Corriere della Sera, 15 giugno 2018
E London conquistò San Francisco. La prima sindaca «black» della città
WASHINGTON A San Francisco, la comunità afroamericana è solo il 5% della popolazione. Anche per questo l’elezione della prima sindaca «black» è un fatto storico per una delle città più liberal degli Stati Uniti. London Breed, 43 anni, ha vinto il derby tra candidati democratici, sconfiggendo Mark Leno, ex senatore nel Parlamento californiano.
Breed ha impostato la campagna sull’emergenza ormai strutturale per gli 870 mila abitanti di San Francisco. Lo sviluppo tumultuoso della Silicon Valley e dell’economia californiana ha sconvolto gli equilibri sociali della metropoli. L’effetto più vistoso: i prezzi delle case sono aumentati in modo esponenziale, costringendo le famiglie delle fasce medio-basse a spostarsi verso i sobborghi. Nello stesso tempo le strade sono sempre più il rifugio dei senza tetto, nonostante l’allestimento di nuovi centri di accoglienza.
La soluzione proposta da London è semplice: dobbiamo rivedere l’urbanistica e, soprattutto, costruire di più. Una linea appoggiata da un nuovo movimento, l’«Yimby», che significa «Yes in my back yard»: sì nel mio cortile, in opposizione al «Nimby», la corrente d’opinione contraria alla costruzione di qualsiasi opera sotto casa.
Il modello Breed si aggiunge ai prototipi politici che stanno emergendo nell’anno del voto di mid-term negli Usa e in vista delle presidenziali del 2020. La nuova sindaca non rinnega la tradizione di apertura: San Francisco rimarrà una «città santuario», pronta a concedere asilo e riparo agli immigrati, nonostante la stretta decisa a Washington da Donald Trump. Ma, ed è qui la novità più interessante, la metropoli deve attrezzarsi, sacrificando un po’, se sarà necessario, la bellezza del paesaggio.

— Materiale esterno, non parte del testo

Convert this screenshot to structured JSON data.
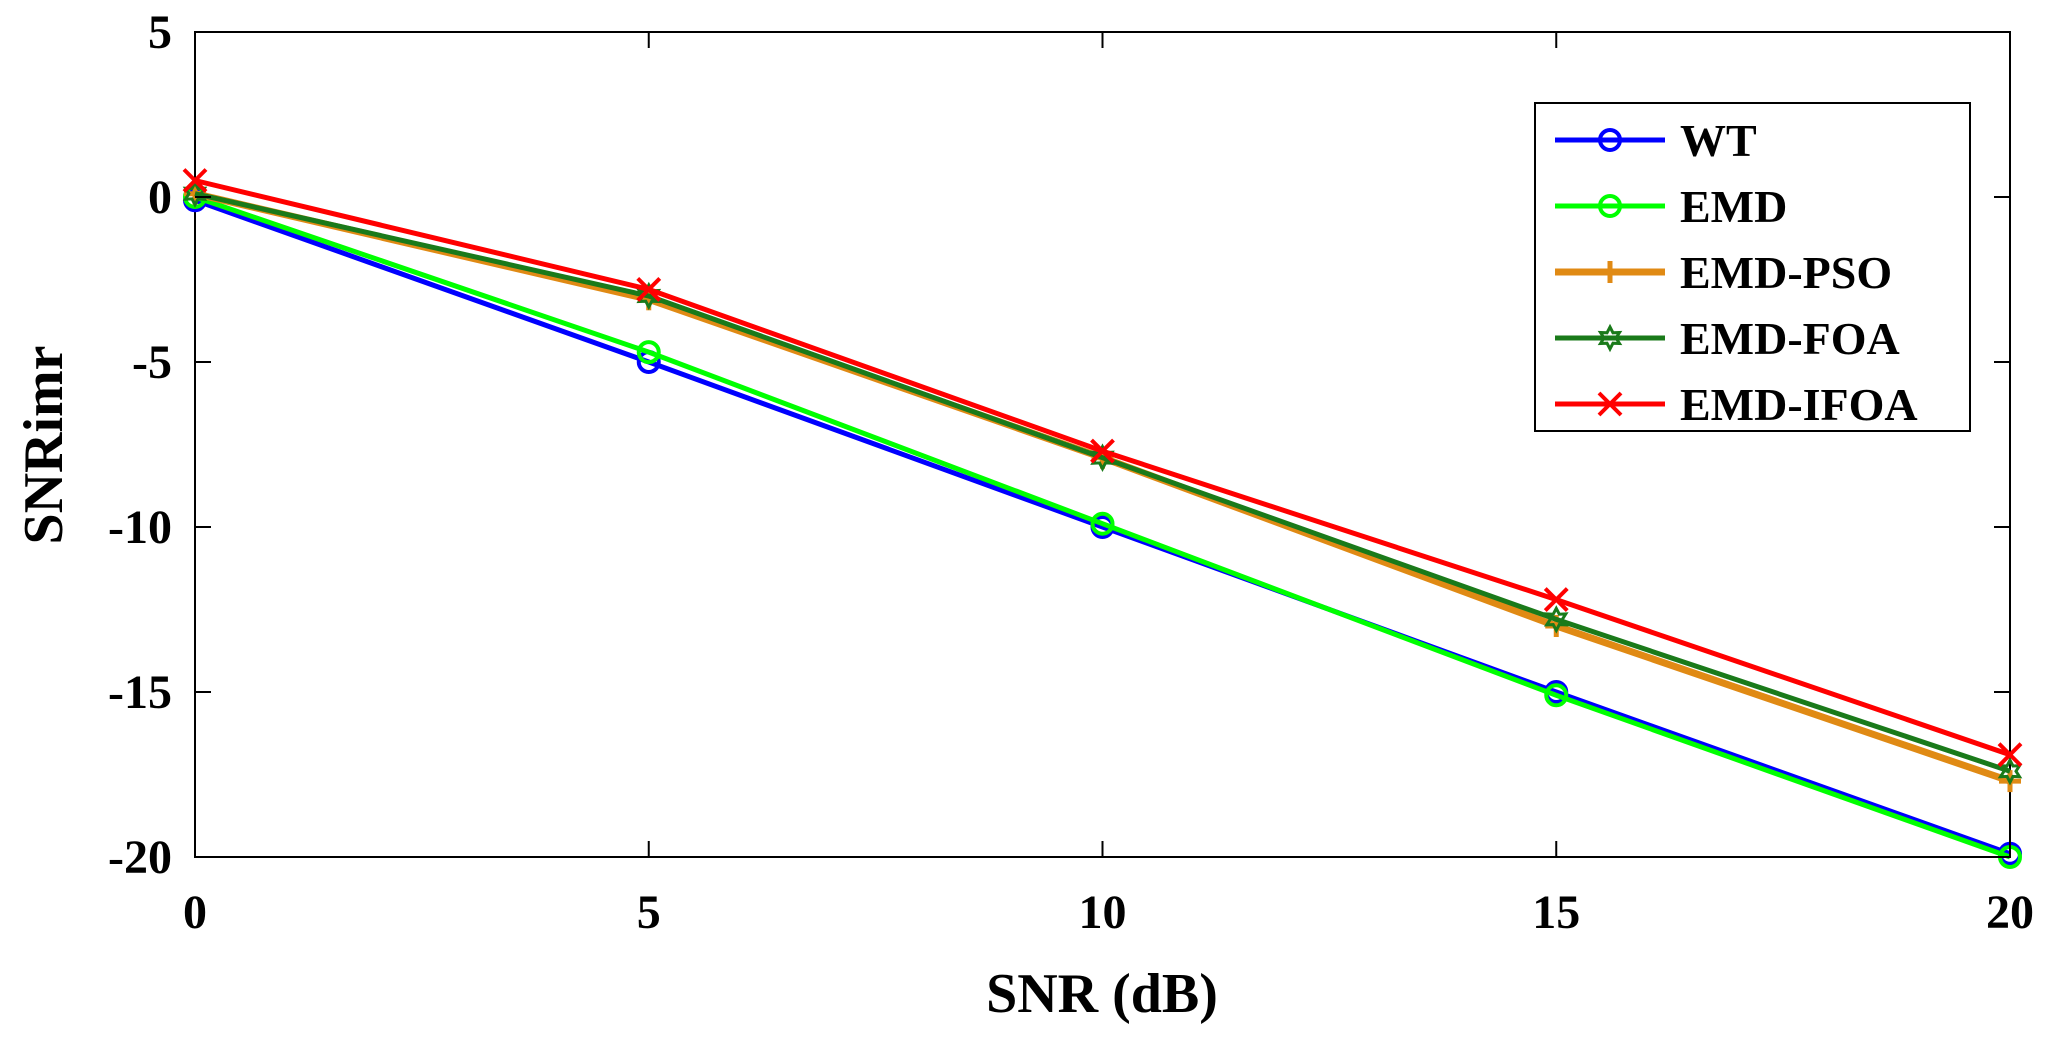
{
  "chart_data": {
    "type": "line",
    "title": "",
    "xlabel": "SNR (dB)",
    "ylabel": "SNRimr",
    "xlim": [
      0,
      20
    ],
    "ylim": [
      -20,
      5
    ],
    "xticks": [
      "0",
      "5",
      "10",
      "15",
      "20"
    ],
    "yticks": [
      "5",
      "0",
      "-5",
      "-10",
      "-15",
      "-20"
    ],
    "x": [
      0,
      5,
      10,
      15,
      20
    ],
    "grid": false,
    "legend_position": "top-right",
    "series": [
      {
        "name": "WT",
        "color": "#0000ff",
        "marker": "circle",
        "values": [
          -0.1,
          -5.0,
          -10.0,
          -15.0,
          -19.9
        ]
      },
      {
        "name": "EMD",
        "color": "#00ff00",
        "marker": "circle",
        "values": [
          0.0,
          -4.7,
          -9.9,
          -15.1,
          -20.0
        ]
      },
      {
        "name": "EMD-PSO",
        "color": "#e08a14",
        "marker": "plus",
        "values": [
          0.1,
          -3.1,
          -7.9,
          -13.0,
          -17.7
        ]
      },
      {
        "name": "EMD-FOA",
        "color": "#1a7a1a",
        "marker": "hexagram",
        "values": [
          0.1,
          -3.0,
          -7.9,
          -12.8,
          -17.4
        ]
      },
      {
        "name": "EMD-IFOA",
        "color": "#ff0000",
        "marker": "x",
        "values": [
          0.5,
          -2.8,
          -7.7,
          -12.2,
          -16.9
        ]
      }
    ]
  }
}
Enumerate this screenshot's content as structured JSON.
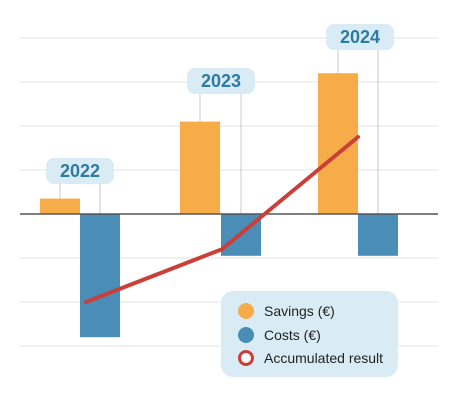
{
  "colors": {
    "savings": "#F7AC4A",
    "costs": "#4A8DB6",
    "accumulated": "#C9403A",
    "badge_bg": "#D9ECF5",
    "badge_text": "#2C7BA3",
    "axis": "#555555",
    "grid": "#E3E3E3",
    "legend_bg": "#D9ECF5",
    "legend_text": "#222222"
  },
  "chart_data": {
    "type": "bar",
    "categories": [
      "2022",
      "2023",
      "2024"
    ],
    "series": [
      {
        "name": "Savings (€)",
        "type": "bar",
        "values": [
          0.7,
          4.2,
          6.4
        ]
      },
      {
        "name": "Costs (€)",
        "type": "bar",
        "values": [
          -5.6,
          -1.9,
          -1.9
        ]
      },
      {
        "name": "Accumulated result",
        "type": "line",
        "values": [
          -4.0,
          -1.6,
          3.5
        ]
      }
    ],
    "title": "",
    "xlabel": "",
    "ylabel": "",
    "ylim": [
      -6.5,
      8.5
    ],
    "grid": true,
    "legend": "bottom-right"
  }
}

London Breed conosce bene il tema. Lo ha vissuto in prima persona. È cresciuta con sua nonna nelle case popolari di Western Addition, uno delle zone più povere, abitata dal Dopoguerra soprattutto dai neri. «Tiravamo avanti con 900 dollari al mese», ha raccontato Breed. Una delle sue sorelle è morta per overdose; un fratello è in prigione. London si è fatta largo in un ambiente segnato, come minimo, dall’emarginazione. Si è diplomata alla Galileo High School, poi si è laureata all’University of California e infine ha conseguito un Master in amministrazione pubblica all’University of San Francisco nel 2012. Incrocia la politica nel 1999, partecipando alla campagna per la rielezione dell’allora primo cittadino Willie Brown. Entra nell’amministrazione pubblica come direttrice esecutiva dell’«African American Art & Culture Complex» nel 2002. Dieci anni dopo viene eletta «supervisore» del Quinto Distretto, che comprende anche il suo vecchio quartiere di Western Addition.

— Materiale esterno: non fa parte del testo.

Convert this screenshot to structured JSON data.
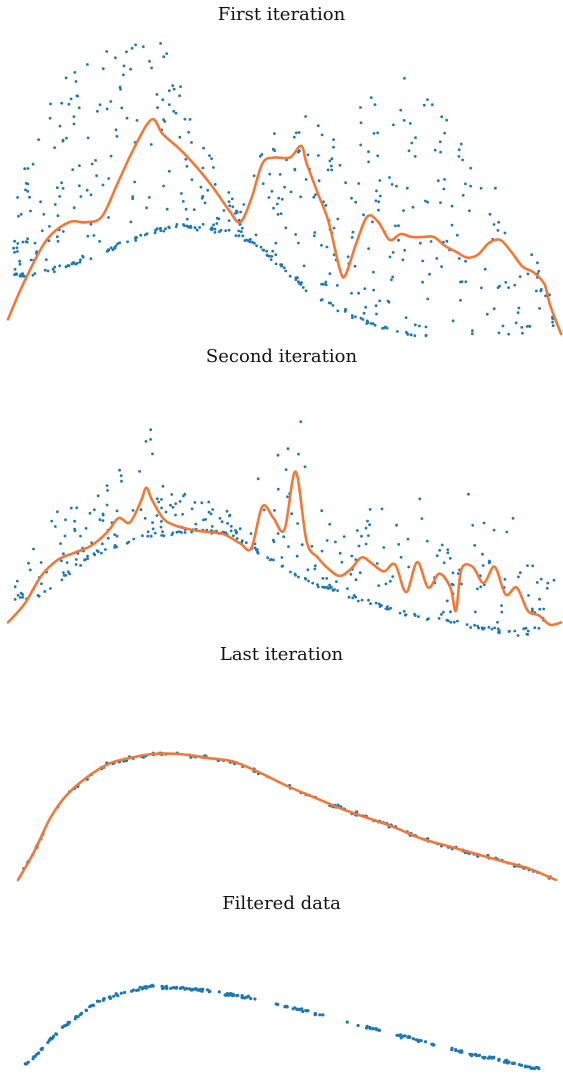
{
  "chart_data": [
    {
      "type": "scatter",
      "title": "First iteration",
      "xlabel": "",
      "ylabel": "",
      "xlim": [
        0,
        100
      ],
      "ylim": [
        0,
        100
      ],
      "grid": false,
      "colors": {
        "points": "#1f77b4",
        "fit": "#f07838"
      },
      "curve": [
        [
          0,
          5
        ],
        [
          3,
          18
        ],
        [
          7,
          32
        ],
        [
          11,
          38
        ],
        [
          14,
          38
        ],
        [
          17,
          40
        ],
        [
          20,
          52
        ],
        [
          23,
          64
        ],
        [
          26,
          73
        ],
        [
          28,
          68
        ],
        [
          31,
          63
        ],
        [
          34,
          57
        ],
        [
          37,
          50
        ],
        [
          40,
          42
        ],
        [
          42,
          38
        ],
        [
          44,
          46
        ],
        [
          46,
          58
        ],
        [
          48,
          60
        ],
        [
          51,
          60
        ],
        [
          53,
          64
        ],
        [
          54,
          58
        ],
        [
          56,
          48
        ],
        [
          58,
          38
        ],
        [
          60,
          22
        ],
        [
          61,
          20
        ],
        [
          63,
          31
        ],
        [
          65,
          40
        ],
        [
          67,
          38
        ],
        [
          69,
          32
        ],
        [
          71,
          34
        ],
        [
          73,
          33
        ],
        [
          75,
          33
        ],
        [
          77,
          33
        ],
        [
          79,
          30
        ],
        [
          81,
          28
        ],
        [
          83,
          26
        ],
        [
          85,
          27
        ],
        [
          87,
          31
        ],
        [
          89,
          32
        ],
        [
          91,
          28
        ],
        [
          93,
          23
        ],
        [
          95,
          21
        ],
        [
          97,
          17
        ],
        [
          98,
          10
        ],
        [
          100,
          0
        ]
      ],
      "dense_band": [
        [
          5,
          20
        ],
        [
          15,
          26
        ],
        [
          25,
          34
        ],
        [
          30,
          37
        ],
        [
          35,
          36
        ],
        [
          40,
          35
        ],
        [
          45,
          30
        ],
        [
          50,
          22
        ],
        [
          55,
          14
        ],
        [
          60,
          8
        ],
        [
          65,
          4
        ],
        [
          70,
          1
        ],
        [
          75,
          -1
        ],
        [
          85,
          -8
        ],
        [
          95,
          -14
        ],
        [
          98,
          -16
        ]
      ],
      "spread": [
        0.05,
        0.95
      ]
    },
    {
      "type": "scatter",
      "title": "Second iteration",
      "xlabel": "",
      "ylabel": "",
      "xlim": [
        0,
        100
      ],
      "ylim": [
        0,
        100
      ],
      "grid": false,
      "colors": {
        "points": "#1f77b4",
        "fit": "#f07838"
      },
      "curve": [
        [
          0,
          5
        ],
        [
          3,
          13
        ],
        [
          6,
          25
        ],
        [
          9,
          32
        ],
        [
          12,
          35
        ],
        [
          15,
          38
        ],
        [
          18,
          44
        ],
        [
          20,
          50
        ],
        [
          22,
          48
        ],
        [
          24,
          57
        ],
        [
          25,
          63
        ],
        [
          26,
          58
        ],
        [
          28,
          50
        ],
        [
          30,
          47
        ],
        [
          33,
          45
        ],
        [
          36,
          44
        ],
        [
          39,
          43
        ],
        [
          42,
          39
        ],
        [
          44,
          37
        ],
        [
          46,
          55
        ],
        [
          48,
          50
        ],
        [
          50,
          45
        ],
        [
          52,
          70
        ],
        [
          54,
          40
        ],
        [
          56,
          33
        ],
        [
          58,
          28
        ],
        [
          60,
          25
        ],
        [
          62,
          28
        ],
        [
          64,
          33
        ],
        [
          66,
          30
        ],
        [
          68,
          27
        ],
        [
          70,
          30
        ],
        [
          72,
          18
        ],
        [
          74,
          31
        ],
        [
          76,
          20
        ],
        [
          78,
          26
        ],
        [
          80,
          20
        ],
        [
          81,
          10
        ],
        [
          82,
          28
        ],
        [
          84,
          29
        ],
        [
          86,
          22
        ],
        [
          88,
          29
        ],
        [
          90,
          17
        ],
        [
          92,
          20
        ],
        [
          94,
          10
        ],
        [
          96,
          8
        ],
        [
          98,
          4
        ],
        [
          100,
          5
        ]
      ],
      "dense_band": [
        [
          5,
          15
        ],
        [
          15,
          34
        ],
        [
          25,
          42
        ],
        [
          35,
          45
        ],
        [
          40,
          43
        ],
        [
          45,
          36
        ],
        [
          50,
          28
        ],
        [
          55,
          22
        ],
        [
          60,
          18
        ],
        [
          65,
          14
        ],
        [
          70,
          10
        ],
        [
          75,
          7
        ],
        [
          85,
          3
        ],
        [
          95,
          -2
        ],
        [
          98,
          -3
        ]
      ],
      "spread": [
        0.2,
        0.8
      ]
    },
    {
      "type": "line",
      "title": "Last iteration",
      "xlabel": "",
      "ylabel": "",
      "xlim": [
        0,
        100
      ],
      "ylim": [
        0,
        100
      ],
      "grid": false,
      "colors": {
        "points": "#1f77b4",
        "fit": "#f07838"
      },
      "curve": [
        [
          0,
          0
        ],
        [
          3,
          15
        ],
        [
          6,
          33
        ],
        [
          9,
          45
        ],
        [
          13,
          55
        ],
        [
          17,
          62
        ],
        [
          21,
          65
        ],
        [
          25,
          67
        ],
        [
          30,
          67
        ],
        [
          35,
          65
        ],
        [
          40,
          63
        ],
        [
          45,
          57
        ],
        [
          50,
          50
        ],
        [
          55,
          44
        ],
        [
          60,
          38
        ],
        [
          65,
          33
        ],
        [
          70,
          28
        ],
        [
          75,
          22
        ],
        [
          80,
          18
        ],
        [
          85,
          14
        ],
        [
          90,
          10
        ],
        [
          95,
          6
        ],
        [
          100,
          0
        ]
      ],
      "dense_band": [
        [
          3,
          15
        ],
        [
          13,
          55
        ],
        [
          25,
          67
        ],
        [
          40,
          63
        ],
        [
          55,
          44
        ],
        [
          70,
          28
        ],
        [
          85,
          14
        ],
        [
          98,
          3
        ]
      ],
      "spread": [
        0,
        0
      ]
    },
    {
      "type": "scatter",
      "title": "Filtered data",
      "xlabel": "",
      "ylabel": "",
      "xlim": [
        0,
        100
      ],
      "ylim": [
        0,
        100
      ],
      "grid": false,
      "colors": {
        "points": "#1f77b4",
        "fit": "#f07838"
      },
      "dense_band": [
        [
          2,
          10
        ],
        [
          8,
          35
        ],
        [
          15,
          55
        ],
        [
          20,
          62
        ],
        [
          25,
          66
        ],
        [
          30,
          65
        ],
        [
          35,
          63
        ],
        [
          40,
          60
        ],
        [
          45,
          57
        ],
        [
          50,
          52
        ],
        [
          55,
          47
        ],
        [
          60,
          42
        ],
        [
          65,
          37
        ],
        [
          70,
          32
        ],
        [
          75,
          27
        ],
        [
          80,
          22
        ],
        [
          85,
          17
        ],
        [
          90,
          13
        ],
        [
          95,
          8
        ],
        [
          98,
          6
        ]
      ],
      "spread": [
        0,
        0
      ],
      "gaps": [
        [
          45,
          48
        ],
        [
          58,
          61
        ],
        [
          68,
          71
        ],
        [
          79,
          81
        ]
      ]
    }
  ]
}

Il suo è un percorso totalmente immerso nel territorio, un po’ defilato dalle manovre nel partito democratico. Anche per questo, quando il 12 dicembre scorso, muore il sindaco in carica Ed Lee, nessuno pensa che possa toccare a London. Salgono, invece, le quotazioni di Mark Leno, 66 anni, politico da apparato con vent’anni di esperienza, apertamente gay e dunque sostenuto dagli omosessuali, una lobby influente a San Francisco.
A gennaio, però, Breed decide di farsi avanti. Una nera di Western Addition contro uno degli eredi di Harvey Milk, il militante assassinato il 27 novembre 1978, il simbolo della lotta contro le discriminazioni basate sull’orientamento sessuale. Sarebbe stata, comunque, una prima volta: San Francisco non ha mai avuto un sindaco apertamente gay. Ma toccherà a London e, a quanto sembra dalle prime dichiarazioni, sarà facile ricucire. L’altro ieri Leno le ha subito concesso la vittoria quando mancavano novemila schede da scrutinare. Breed ha risposto come doveva: «Sarò la sindaca anche di chi non mi ha votato».